There was nothing to show of that now. There was hardly a road; where the sand darkened into the branch and then rose again, there was no trace left of the bridge. Now the scar ran straight as a plumb-line along a shaggy hedgerow of spaced cedars decreed there by the same nameless architect who had planned and built the house for its nameless master, now two and three feet thick, the boughs interlocked and massed now. Ratliff turned in among them. He seemed to know exactly where he was going. But then Bookwright remembered that he had been here last night.
Armstid didn’t wait for them. Ratliff tied the team hurriedly and they overtook him — a shadow, still faintly visible because of his overalls faded pale with washing, hurrying stiffly on through the undergrowth. The earth yawned black before them, a long gash: a ravine, a ditch. Bookwright remembered that Armstid had been here for more than one night, nevertheless the limping shadow seemed about to hurl itself into the black abyss. “You better help him,” Bookwright said. “He’s going to break — —”
“Hush!” Ratliff hissed. “The garden is just up the hill yonder.”
“ — break that leg again,” Bookwright said, quieter now. “Then we’ll be into it.”
“He’ll be all right,” Ratliff whispered. “It’s been this way every night. Just don’t push him too close. But don’t let him get too far ahead. Once last night while we were laying there I had to hold him.” They went on, just behind the figure which moved now in absolute silence and with surprising speed. They were in a ravine massed with honeysuckle and floored with dry sand in which they could hear the terrific labouring of the lame leg. Yet still they could hardly keep up with him. After about two hundred yards Armstid turned to climb up out of the ravine. Ratliff followed him. “Careful now,” he whispered back to Bookwright. “We’re right at it.” But Bookwright was watching Armstid. He won’t never make it, he thought. He won’t never climb that bank. But the other did it, dragging the stiffened and once-fragile and hence maybe twice-fragile leg at the almost sheer slope, silent and unaided and emanating that trigger-like readiness to repudiate assistance and to deny that he might possibly need it. Then on hands and knees Bookwright was crawling after the others in a path through a mass of man-tall briers and weeds and persimmon shoots, overtaking them where they lay flat at the edge of a vague slope which rose to the shaggy crest on which, among oaks, the shell of the tremendous house stood where it had been decreed too by the imported and nameless architect and its master whose anonymous dust lay with that of his blood and of the progenitors of saxophone players in Harlem honkytonks beneath the weathered and illegible headstones on another knoll four hundred yards away, with its broken roof and topless chimneys and one high rectangle of window through which he could see the stars in the opposite sky. The slope had probably been a rose-garden. None of them knew or cared, just as they, who had seen it, walked past and looked at it perhaps a hundred times, did not know that the fallen pediment in the middle of the slope had once been a sundial. Ratliff reached across Armstid’s body and gripped his arm, then, above the sound of their panting breath, Bookwright heard the steady and unhurried sigh of a shovel and the measured thud of spaded earth somewhere on the slope above them. “There!” Ratliff whispered.

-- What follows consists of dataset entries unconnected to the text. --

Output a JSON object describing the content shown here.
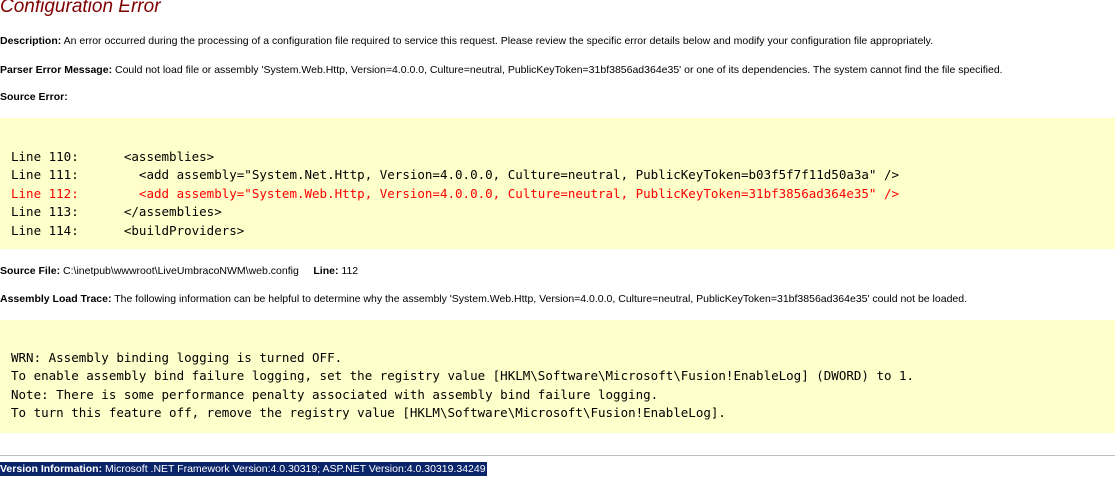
{
  "title": "Configuration Error",
  "description": {
    "label": "Description:",
    "text": "An error occurred during the processing of a configuration file required to service this request. Please review the specific error details below and modify your configuration file appropriately."
  },
  "parser_error": {
    "label": "Parser Error Message:",
    "text": "Could not load file or assembly 'System.Web.Http, Version=4.0.0.0, Culture=neutral, PublicKeyToken=31bf3856ad364e35' or one of its dependencies. The system cannot find the file specified."
  },
  "source_error": {
    "label": "Source Error:",
    "lines": [
      "Line 110:      <assemblies>",
      "Line 111:        <add assembly=\"System.Net.Http, Version=4.0.0.0, Culture=neutral, PublicKeyToken=b03f5f7f11d50a3a\" />",
      "Line 112:        <add assembly=\"System.Web.Http, Version=4.0.0.0, Culture=neutral, PublicKeyToken=31bf3856ad364e35\" />",
      "Line 113:      </assemblies>",
      "Line 114:      <buildProviders>"
    ],
    "error_line_color": "#ff0000"
  },
  "source_file": {
    "label": "Source File:",
    "path": "C:\\inetpub\\wwwroot\\LiveUmbracoNWM\\web.config",
    "line_label": "Line:",
    "line_number": "112"
  },
  "assembly_trace": {
    "label": "Assembly Load Trace:",
    "text": "The following information can be helpful to determine why the assembly 'System.Web.Http, Version=4.0.0.0, Culture=neutral, PublicKeyToken=31bf3856ad364e35' could not be loaded.",
    "lines": [
      "WRN: Assembly binding logging is turned OFF.",
      "To enable assembly bind failure logging, set the registry value [HKLM\\Software\\Microsoft\\Fusion!EnableLog] (DWORD) to 1.",
      "Note: There is some performance penalty associated with assembly bind failure logging.",
      "To turn this feature off, remove the registry value [HKLM\\Software\\Microsoft\\Fusion!EnableLog]."
    ]
  },
  "version": {
    "label": "Version Information:",
    "text": "Microsoft .NET Framework Version:4.0.30319; ASP.NET Version:4.0.30319.34249"
  },
  "colors": {
    "title": "#800000",
    "code_background": "#ffffcc",
    "selection_background": "#0a246a"
  }
}
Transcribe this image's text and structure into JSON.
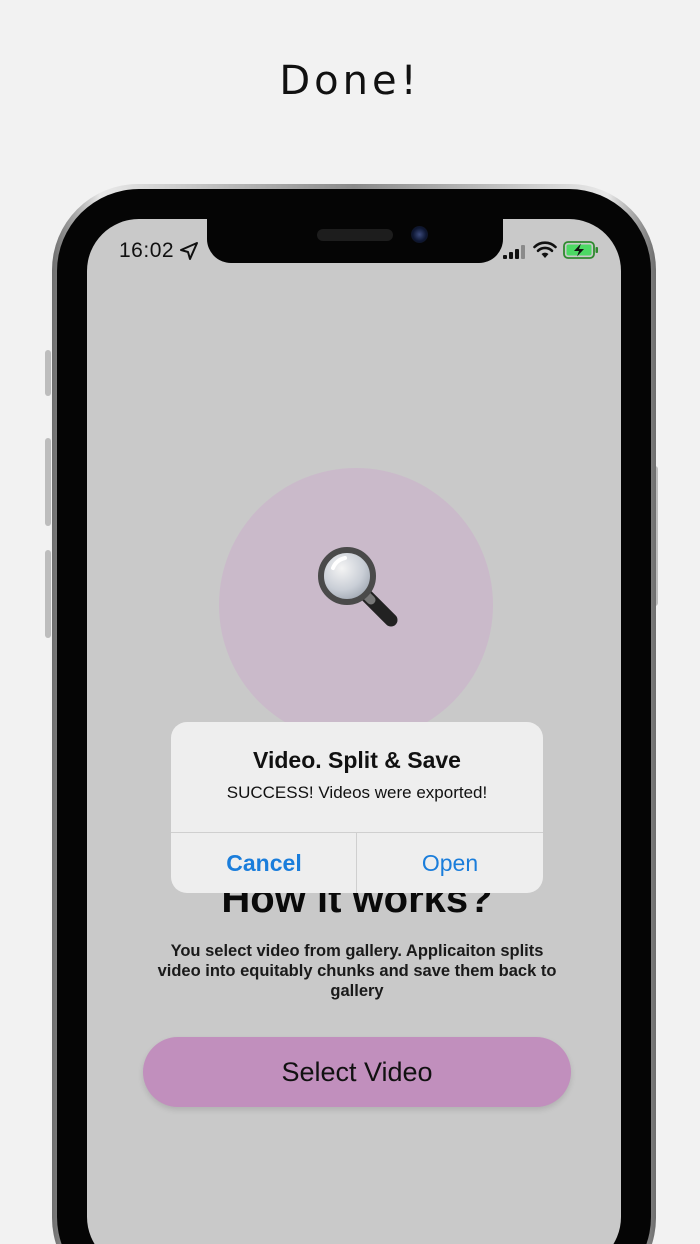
{
  "headline": "Done!",
  "status_bar": {
    "time": "16:02",
    "icons": [
      "location-arrow-icon",
      "cellular-signal-icon",
      "wifi-icon",
      "battery-charging-icon"
    ]
  },
  "feature": {
    "icon": "magnifying-glass-icon",
    "circle_color": "#cabaca"
  },
  "how_it_works": {
    "title": "How it works?",
    "description": "You select video from gallery. Applicaiton splits video into equitably chunks and save them back to gallery"
  },
  "select_button": {
    "label": "Select Video",
    "color": "#c18fbd"
  },
  "alert": {
    "title": "Video. Split & Save",
    "message": "SUCCESS! Videos were exported!",
    "cancel_label": "Cancel",
    "open_label": "Open",
    "button_color": "#1a7ddb"
  },
  "colors": {
    "page_background": "#f2f2f2",
    "screen_background": "#c9c9c9",
    "battery_charging": "#4cd964"
  }
}
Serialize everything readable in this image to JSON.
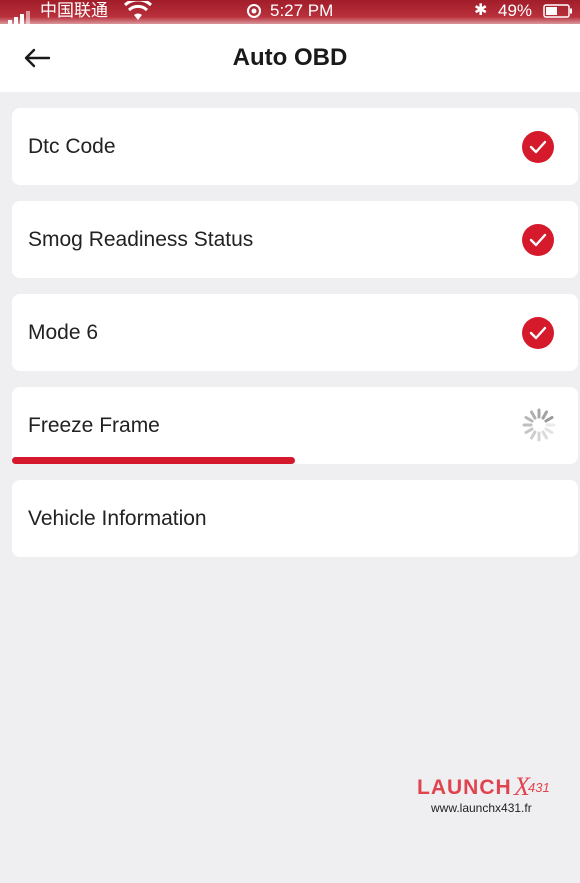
{
  "status_bar": {
    "carrier": "中国联通",
    "time": "5:27 PM",
    "battery": "49%",
    "icons": [
      "signal-icon",
      "wifi-icon",
      "location-icon",
      "bluetooth-icon",
      "battery-icon"
    ]
  },
  "header": {
    "back_icon": "arrow-left-icon",
    "title": "Auto OBD"
  },
  "items": [
    {
      "label": "Dtc Code",
      "status": "done"
    },
    {
      "label": "Smog Readiness Status",
      "status": "done"
    },
    {
      "label": "Mode 6",
      "status": "done"
    },
    {
      "label": "Freeze Frame",
      "status": "loading",
      "progress_fraction": 0.5
    },
    {
      "label": "Vehicle Information",
      "status": "pending"
    }
  ],
  "watermark": {
    "brand": "LAUNCH",
    "brand_x": "X",
    "brand_num": "431",
    "url": "www.launchx431.fr"
  },
  "colors": {
    "accent": "#d51a2c",
    "background": "#efeff1",
    "card": "#ffffff",
    "status_bar": "#b0232f"
  }
}
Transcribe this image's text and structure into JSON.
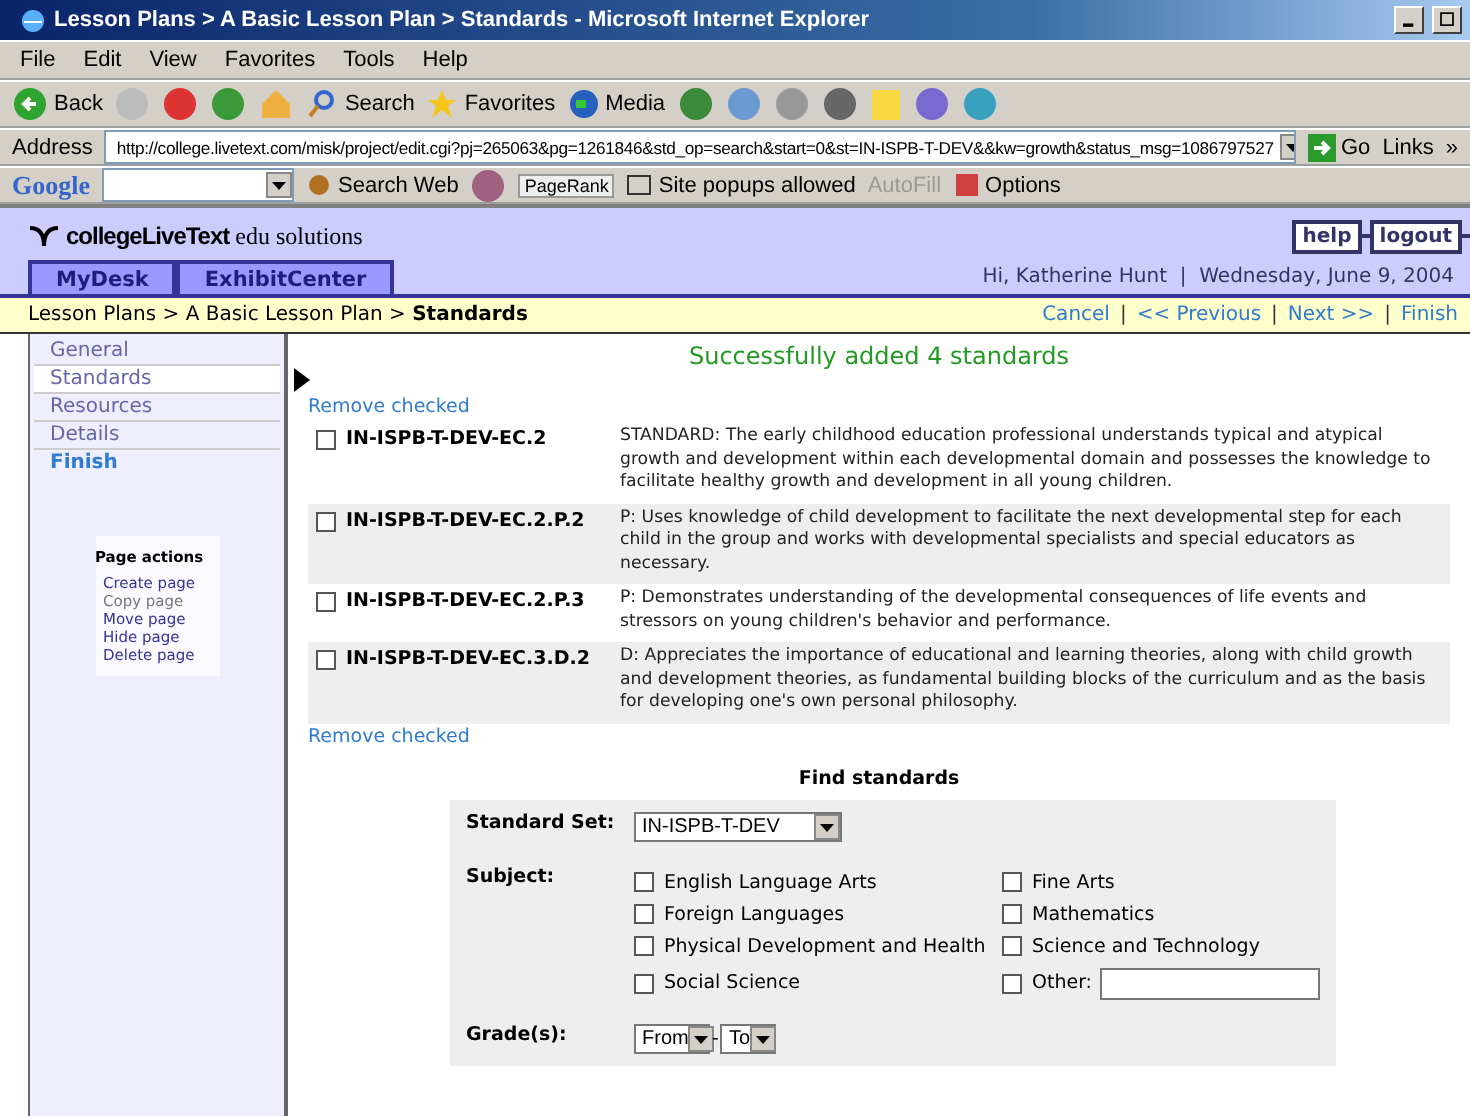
{
  "window": {
    "title": "Lesson Plans > A Basic Lesson Plan > Standards - Microsoft Internet Explorer"
  },
  "menu": [
    "File",
    "Edit",
    "View",
    "Favorites",
    "Tools",
    "Help"
  ],
  "toolbar": {
    "back": "Back",
    "search": "Search",
    "favorites": "Favorites",
    "media": "Media"
  },
  "address": {
    "label": "Address",
    "url": "http://college.livetext.com/misk/project/edit.cgi?pj=265063&pg=1261846&std_op=search&start=0&st=IN-ISPB-T-DEV&&kw=growth&status_msg=1086797527",
    "go": "Go",
    "links": "Links",
    "more": "»"
  },
  "google_bar": {
    "logo": "Google",
    "search_web": "Search Web",
    "pagerank": "PageRank",
    "popups": "Site popups allowed",
    "autofill": "AutoFill",
    "options": "Options"
  },
  "site": {
    "logo": "collegeLiveText",
    "logo_suffix": "edu solutions",
    "help": "help",
    "logout": "logout",
    "tabs": [
      {
        "label": "MyDesk"
      },
      {
        "label": "ExhibitCenter"
      }
    ],
    "greeting": "Hi, Katherine Hunt",
    "greeting_separator": "|",
    "date": "Wednesday, June 9, 2004"
  },
  "breadcrumb": {
    "parts": [
      "Lesson Plans",
      "A Basic Lesson Plan"
    ],
    "current": "Standards",
    "separator": ">"
  },
  "wizard_nav": [
    "Cancel",
    "<< Previous",
    "Next >>",
    "Finish"
  ],
  "wizard_nav_separator": "|",
  "sidebar": {
    "steps": [
      {
        "label": "General",
        "selected": false,
        "kind": "step"
      },
      {
        "label": "Standards",
        "selected": true,
        "kind": "step"
      },
      {
        "label": "Resources",
        "selected": false,
        "kind": "step"
      },
      {
        "label": "Details",
        "selected": false,
        "kind": "step"
      },
      {
        "label": "Finish",
        "selected": false,
        "kind": "finish"
      }
    ],
    "page_actions": {
      "title": "Page actions",
      "items": [
        {
          "label": "Create page",
          "disabled": false
        },
        {
          "label": "Copy page",
          "disabled": true
        },
        {
          "label": "Move page",
          "disabled": false
        },
        {
          "label": "Hide page",
          "disabled": false
        },
        {
          "label": "Delete page",
          "disabled": false
        }
      ]
    }
  },
  "status_message": "Successfully added 4 standards",
  "remove_checked": [
    "Remove checked",
    "Remove checked"
  ],
  "standards": [
    {
      "code": "IN-ISPB-T-DEV-EC.2",
      "description": "STANDARD: The early childhood education professional understands typical and atypical growth and development within each developmental domain and possesses the knowledge to facilitate healthy growth and development in all young children.",
      "checked": false
    },
    {
      "code": "IN-ISPB-T-DEV-EC.2.P.2",
      "description": "P: Uses knowledge of child development to facilitate the next developmental step for each child in the group and works with developmental specialists and special educators as necessary.",
      "checked": false
    },
    {
      "code": "IN-ISPB-T-DEV-EC.2.P.3",
      "description": "P: Demonstrates understanding of the developmental consequences of life events and stressors on young children's behavior and performance.",
      "checked": false
    },
    {
      "code": "IN-ISPB-T-DEV-EC.3.D.2",
      "description": "D: Appreciates the importance of educational and learning theories, along with child growth and development theories, as fundamental building blocks of the curriculum and as the basis for developing one's own personal philosophy.",
      "checked": false
    }
  ],
  "find_standards": {
    "title": "Find standards",
    "standard_set_label": "Standard Set:",
    "standard_set": "IN-ISPB-T-DEV",
    "subject_label": "Subject:",
    "subjects": [
      {
        "label": "English Language Arts",
        "checked": false
      },
      {
        "label": "Fine Arts",
        "checked": false
      },
      {
        "label": "Foreign Languages",
        "checked": false
      },
      {
        "label": "Mathematics",
        "checked": false
      },
      {
        "label": "Physical Development and Health",
        "checked": false
      },
      {
        "label": "Science and Technology",
        "checked": false
      },
      {
        "label": "Social Science",
        "checked": false
      },
      {
        "label": "Other:",
        "checked": false,
        "kind": "other"
      }
    ],
    "grades_label": "Grade(s):",
    "grade_from": "From",
    "grade_to": "To",
    "grade_separator": "-"
  }
}
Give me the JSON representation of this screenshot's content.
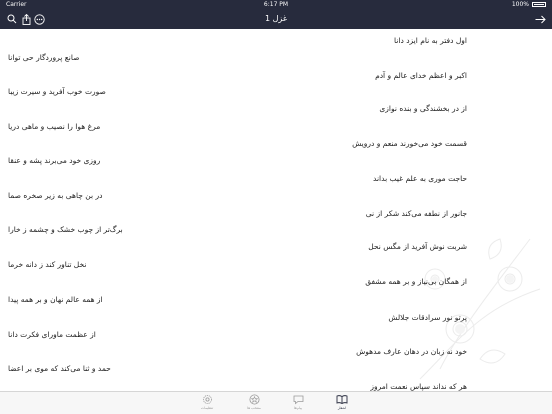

“I hear somebody digging,” Bookwright whispered. “How do I know it’s Flem Snopes?”
“Hasn’t Henry been laying here every night since ten days ago, listening to him? Wasn’t I right here last night with Henry myself, listening to him? Didn’t we lay right here until he quit and left and then we crawled up there and found every place where he had dug and then filled the hole back up and smoothed the dirt to hide it?”
“All right,” Bookwright whispered. “You and Armstid have been watching somebody digging. But how do I know it is Flem Snopes?”
“All right,” Armstid said, with a cold restrained violence, almost aloud; both of them could feel him trembling where he lay between them, jerking and shaking through his gaunt and wasted body like a leashed dog. “It ain’t Flem Snopes then. Go on back home.”
“Hush!” Ratliff hissed. Armstid had turned, looking toward Bookwright. His face was not a foot from Bookwright’s, the features more indistinguishable than ever now.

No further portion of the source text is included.